Dalam diskursus etnografi komunikasi, pola komunikasi
didefinisikan sebagai model-model interaksi penggunaan kode bahasa yang
didasarkan pada hubungan-hubungan yang khas dan berulang antarkomponen tutur
yang dipengaruhi oleh aspek-aspek linguistik, interaksi sosial, dan kultural.[4]
2.2
Unsur-Unsur dan Proses Komunikasi
Unsur-unsur utama komunikasi terdiri
atas SCMR,
yakni Source (Sumber
atau pengirim), Channel (Saluran
dan Media), Message (Pesan
atau informasi) dan Receiver
(Penerima). Di samping itu terdapat tiga unsur lain, yaitu feedback
(tanggapan balik), Efek dan Lingkungan.
Setiap
unsur ini akan saling bergantung satu sama lain dan memiliki peranan penting dalam
membangun proses komunikasi. Proses berlangsungnya komunikasi dapat diuraikan
sebagai berikut: komunikator (source)
yang mempunyai maksud berkomunikasi dengan orang lain, mengirimkan sebuah pesan
kepada orang yang dimaksud. Pesan yang disampaikan itu bisa berupa informasi
dalam bentuk bahasa ataupun lewat simbol-simbol yang bisa dimengerti kedua
belah pihak. Pesan (message) itu disampaikan atau dibawa melalui suatu
media (channel) atau saluran, baik
secara langsung maupun tidak langsung. Komunikan (receiver) menerima
pesan yang disampaikan dan menerjemahkan isi pesan yang diterimanya ke dalam
bahasa yang dimengerti kedua pihak. Komunikan (receiver) memberikan
umpan balik (feedback) atau tanggapan
atas pesan yang dikirimkan kepadanya.[5] Di
dalam komunikasi tersebut, akan terlihat efek
atau pengaruh, berupa perbedaan antara apa yang dipikirkan, dirasakan dan
dilakukan oleh penerima sebelum dan sesudah menerima pesan. Di samping itu, lingkungan
atau situasi adalah faktor-faktor tertentu yang dapat mempengaruhi jalannya
komunikasi.
BAB III
POLA KOMUNIKASI
3.1 Pola Komunikasi
Dalam pembahasan ini,
pemakalah akan empat istilah yang sering digunakan dalam ilmu komunikasi, yakni
pola komunikasi primer, sekunder, linear dan sirkular.

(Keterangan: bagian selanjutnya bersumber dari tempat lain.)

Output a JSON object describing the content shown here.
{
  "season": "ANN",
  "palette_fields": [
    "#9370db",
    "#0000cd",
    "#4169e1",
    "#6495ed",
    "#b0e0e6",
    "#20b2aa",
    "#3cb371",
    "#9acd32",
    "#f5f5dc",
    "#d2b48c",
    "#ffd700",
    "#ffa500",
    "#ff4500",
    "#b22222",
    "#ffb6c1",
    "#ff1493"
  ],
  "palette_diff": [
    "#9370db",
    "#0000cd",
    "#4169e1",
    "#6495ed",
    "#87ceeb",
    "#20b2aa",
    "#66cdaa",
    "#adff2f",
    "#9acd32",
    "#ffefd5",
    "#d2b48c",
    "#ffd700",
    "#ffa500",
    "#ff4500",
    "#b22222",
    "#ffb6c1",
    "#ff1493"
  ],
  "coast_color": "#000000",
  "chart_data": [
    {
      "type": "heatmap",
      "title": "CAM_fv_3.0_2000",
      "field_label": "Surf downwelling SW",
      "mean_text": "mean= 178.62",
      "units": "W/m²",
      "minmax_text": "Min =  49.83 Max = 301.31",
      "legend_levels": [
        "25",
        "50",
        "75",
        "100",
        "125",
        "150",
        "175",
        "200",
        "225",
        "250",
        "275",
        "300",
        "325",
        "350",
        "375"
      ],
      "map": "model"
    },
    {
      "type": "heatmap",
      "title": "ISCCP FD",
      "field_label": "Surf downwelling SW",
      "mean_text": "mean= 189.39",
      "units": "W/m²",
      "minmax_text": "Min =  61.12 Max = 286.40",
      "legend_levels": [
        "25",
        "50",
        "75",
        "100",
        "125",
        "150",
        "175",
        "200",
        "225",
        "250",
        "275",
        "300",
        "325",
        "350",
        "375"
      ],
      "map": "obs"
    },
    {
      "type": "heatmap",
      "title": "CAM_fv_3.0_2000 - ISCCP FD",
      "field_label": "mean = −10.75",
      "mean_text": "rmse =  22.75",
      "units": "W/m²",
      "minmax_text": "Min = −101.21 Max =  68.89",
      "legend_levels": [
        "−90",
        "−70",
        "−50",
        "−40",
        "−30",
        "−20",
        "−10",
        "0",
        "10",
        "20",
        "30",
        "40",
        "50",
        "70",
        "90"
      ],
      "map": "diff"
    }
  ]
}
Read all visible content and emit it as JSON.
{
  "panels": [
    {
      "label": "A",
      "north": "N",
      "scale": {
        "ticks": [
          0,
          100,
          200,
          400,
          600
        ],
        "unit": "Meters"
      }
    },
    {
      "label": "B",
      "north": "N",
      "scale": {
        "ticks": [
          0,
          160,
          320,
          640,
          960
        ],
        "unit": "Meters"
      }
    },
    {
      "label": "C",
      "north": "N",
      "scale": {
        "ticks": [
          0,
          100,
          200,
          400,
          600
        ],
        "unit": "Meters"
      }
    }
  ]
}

3.1.1 Pola Komunikasi Primer
Pola komunikasi primer merupakan suatu
proses penyampaian pikiran oleh komunikator kepada komunikan dengan menggunakan
suatu simbol sebagai media atau saluran. Pola ini terbagi menjadi dua lambang,
yaitu lambang verbal dan lambang nonverbal.[6] Lambang verbal berupa
bahasa yang di gunakan sehari-hari oleh para komunikan dan
komunikator. Sedangkan lambang nonverbal berupa gestikulasi tubuh, seperti:
menggerakan kepala, mata, bibir, tangan.
3.1.2 Pola Komunikasi Sekunder
Pola komunikasi secara sekunder adalah
penyampaian pesan oleh komunikator kepada komunikan dengan menggunakan alat
atau sarana sebagai media kedua setelah memakai lambang pada media pertama.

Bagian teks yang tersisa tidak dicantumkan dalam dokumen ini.